Il y a là quelque chose de très beau. Parce que Dieu nous a créés en tant qu'individus, chacun d'entre nous a une histoire et une vie individuelles, et notre réponse à Dieu sera unique. Et pourtant, lorsque nous nous réunissons en tant qu'Église, nous sommes unis dans l'unique vérité de l'Évangile, dans l'unique Église du Christ et dans l'unique baptême.

Que devons-nous faire lorsque nous ne comprenons pas la Bible ?

- C'est un concept très important pour nous. Chacun d'entre nous, dans sa vocation et sa vie particulières, doit apprendre à connaître Dieu, à lire sa parole et à se laisser changer et influencer par elle. Et nous devons reconnaître que nous ne saurons jamais tout.

Si nous nous penchons sur la tradition chrétienne, nous voyons de nombreuses tentatives dans la vie des saints et des docteurs de l'Église, et même dans l'architecture des églises, pour rendre la Bible compréhensible. Par exemple, si vous vous promenez dans les célèbres cathédrales gothiques de France et que vous regardez les vitraux, ils racontent les histoires de la Bible.

C'est pourquoi je crois que dans la vie de l'Église, nous avons constamment besoin de grandir dans notre relation avec Dieu, dans la prière et dans la connaissance. Et c'est là que tous les efforts que nous faisons pour éduquer les gens à propos de la Bible sont vraiment utiles et précieux. Sans ce type d'éducation qui accompagne l'Écriture, l'Écriture restera une sorte de lettre morte ou quelque chose que les gens ne peuvent pas comprendre. C'est pourquoi les homélies doivent se concentrer sur l'enseignement des Écritures et de leur signification. Nous devons publier des livres et des commentaires qui l'expliquent et organiser des retraites, des conférences et des séminaires. Ce sont des moyens formidables pour que les gens comprennent mieux.

Il est vrai que certains sujets de la Bible sont très difficiles et demandent beaucoup d'études pour être compris, mais la plupart des sujets de la Bible peuvent être compris par les enfants. Au fur et à mesure que nous apprenons et grandissons, de plus en plus de passages deviennent clairs pour nous.
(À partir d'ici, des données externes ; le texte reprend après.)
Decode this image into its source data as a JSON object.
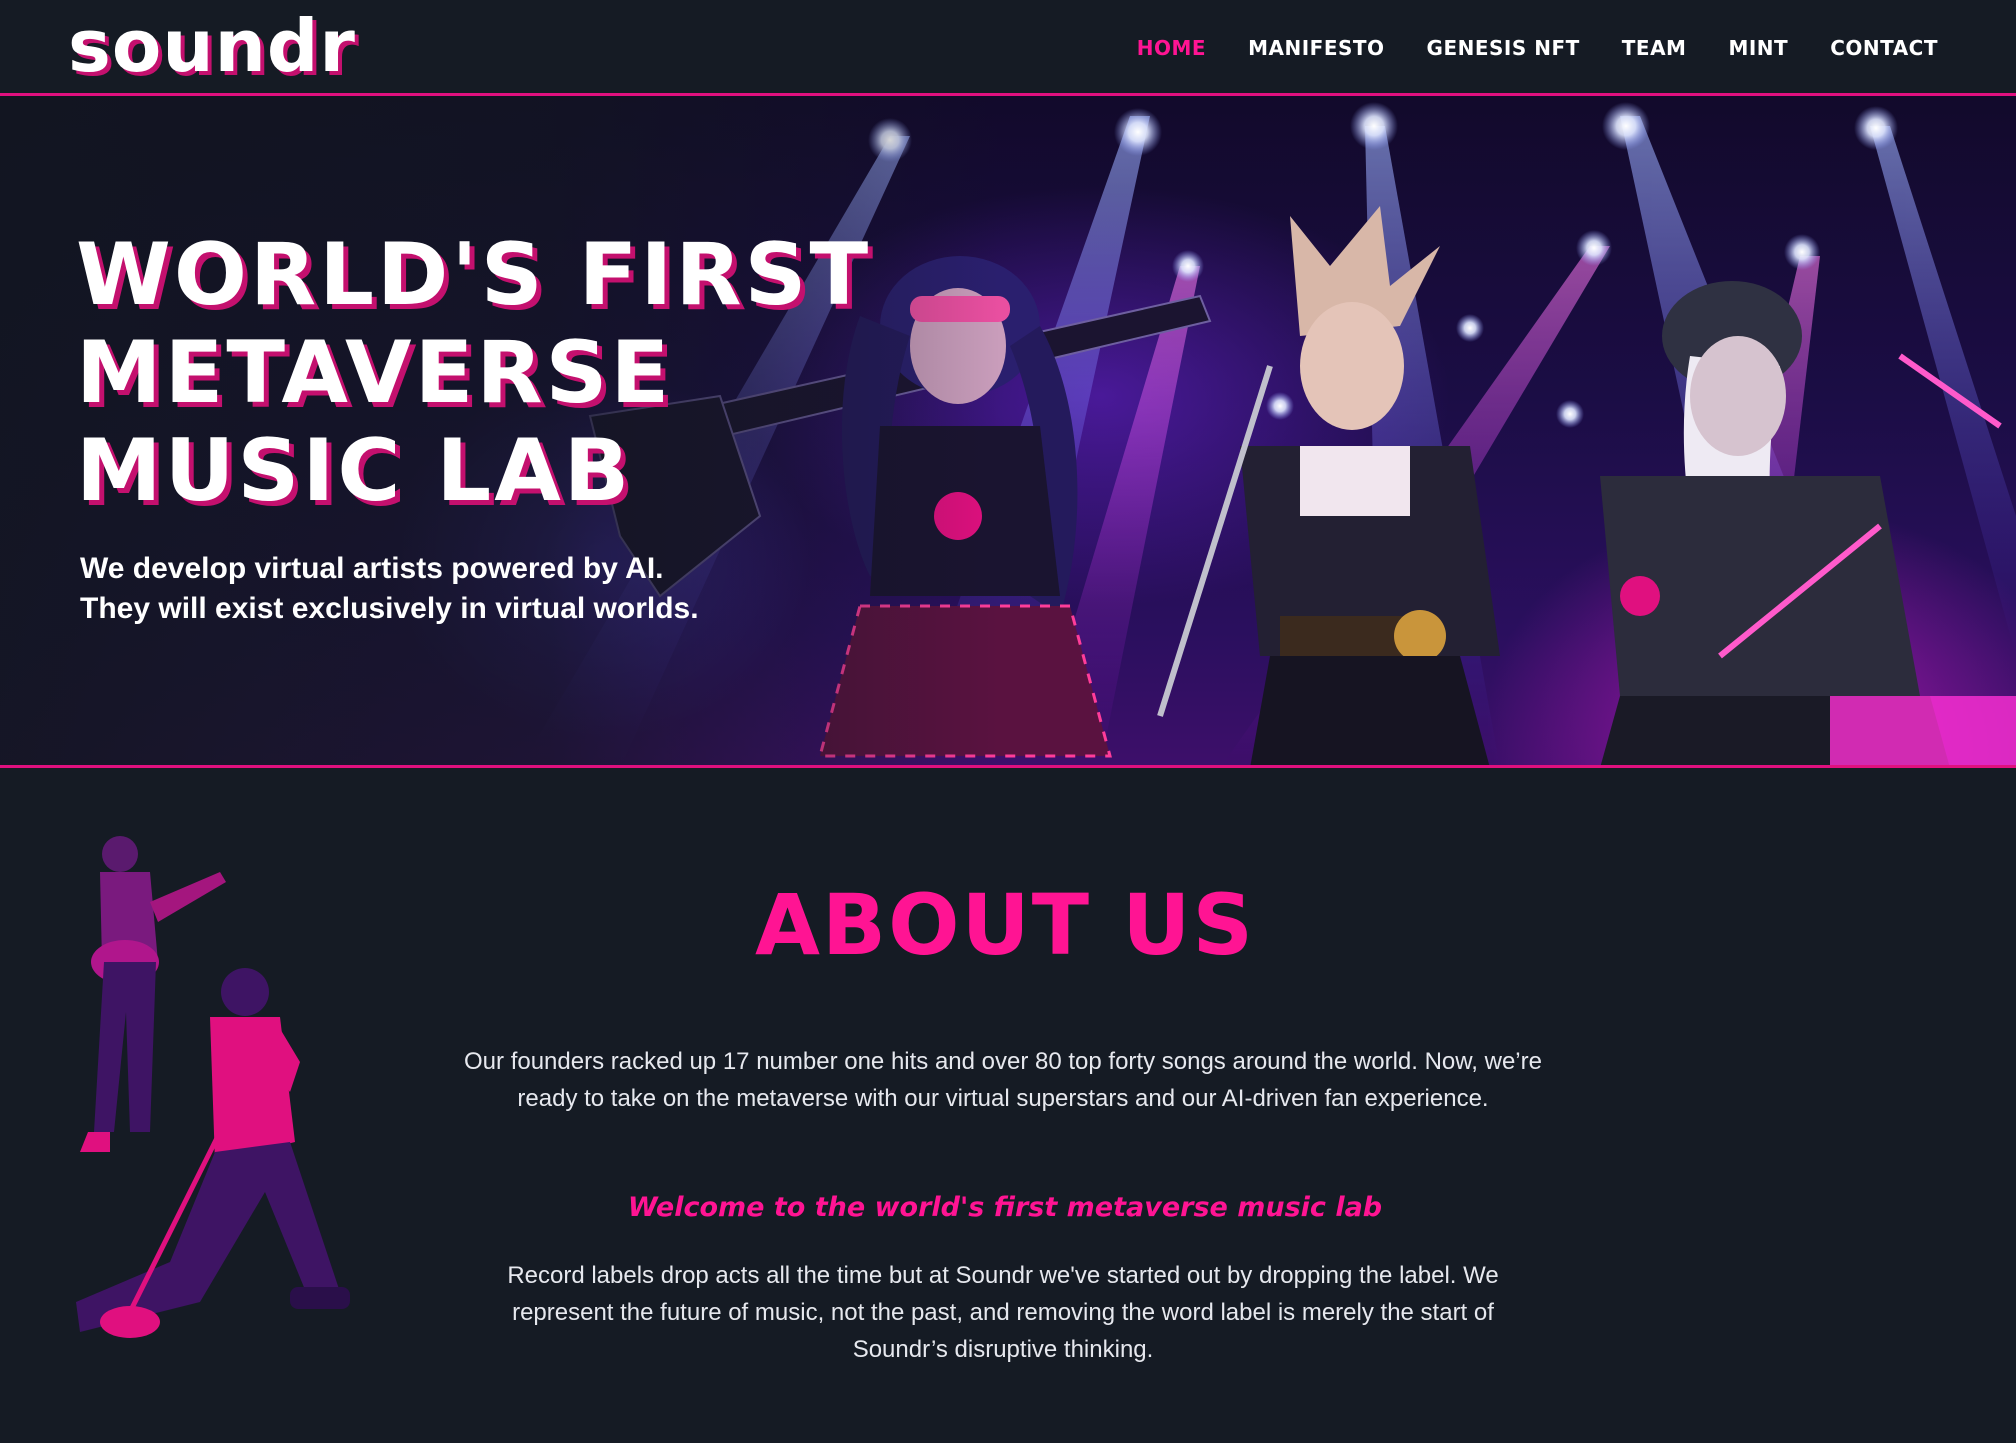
{
  "brand": {
    "logo": "soundr"
  },
  "nav": {
    "items": [
      {
        "label": "HOME",
        "active": true
      },
      {
        "label": "MANIFESTO",
        "active": false
      },
      {
        "label": "GENESIS NFT",
        "active": false
      },
      {
        "label": "TEAM",
        "active": false
      },
      {
        "label": "MINT",
        "active": false
      },
      {
        "label": "CONTACT",
        "active": false
      }
    ]
  },
  "hero": {
    "title_lines": [
      "WORLD'S FIRST",
      "METAVERSE",
      "MUSIC LAB"
    ],
    "subtitle_lines": [
      "We develop virtual artists powered by AI.",
      "They will exist exclusively in virtual worlds."
    ]
  },
  "about": {
    "title": "ABOUT US",
    "paragraph_1": "Our founders racked up 17 number one hits and over 80 top forty songs around the world. Now, we’re ready to take on the metaverse with our virtual superstars and our AI-driven fan experience.",
    "tagline": "Welcome to the world's first metaverse music lab",
    "paragraph_2": "Record labels drop acts all the time but at Soundr we've started out by dropping the label. We represent the future of music, not the past, and removing the word label is merely the start of Soundr’s disruptive thinking."
  },
  "colors": {
    "background": "#151b24",
    "accent": "#ff1493",
    "accent_dark": "#c4106e",
    "text": "#ffffff"
  }
}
Mais il peut y en avoir qui nécessitent une étude supplémentaire pour être vraiment compris, et c'est là que je pense que les érudits peuvent être vraiment utiles et résoudre les problèmes les plus difficiles.

Que diriez-vous à quelqu'un qui se perd en essayant de lire la Bible ?

- Si vous lisez seul, je commencerais par l'Évangile de Jean. Mais la vraie réponse est de trouver une communauté. Trouvez une paroisse, un groupe d'étude biblique, un professeur ou une école... Un groupe de personnes qui connaissent la Bible et qui sont capables de l'enseigner d'une manière que vous pouvez comprendre.

Il y a beaucoup de vidéos et de programmes sur YouTube, mais le mieux est de trouver des gens. Aux États-Unis, nous disposons de nombreuses ressources à cet égard. Les ressources deviendront évidentes au fur et à mesure. Mais l'essentiel, à mon avis, est de trouver une communauté de personnes qui aiment la Bible et veulent la partager avec vous.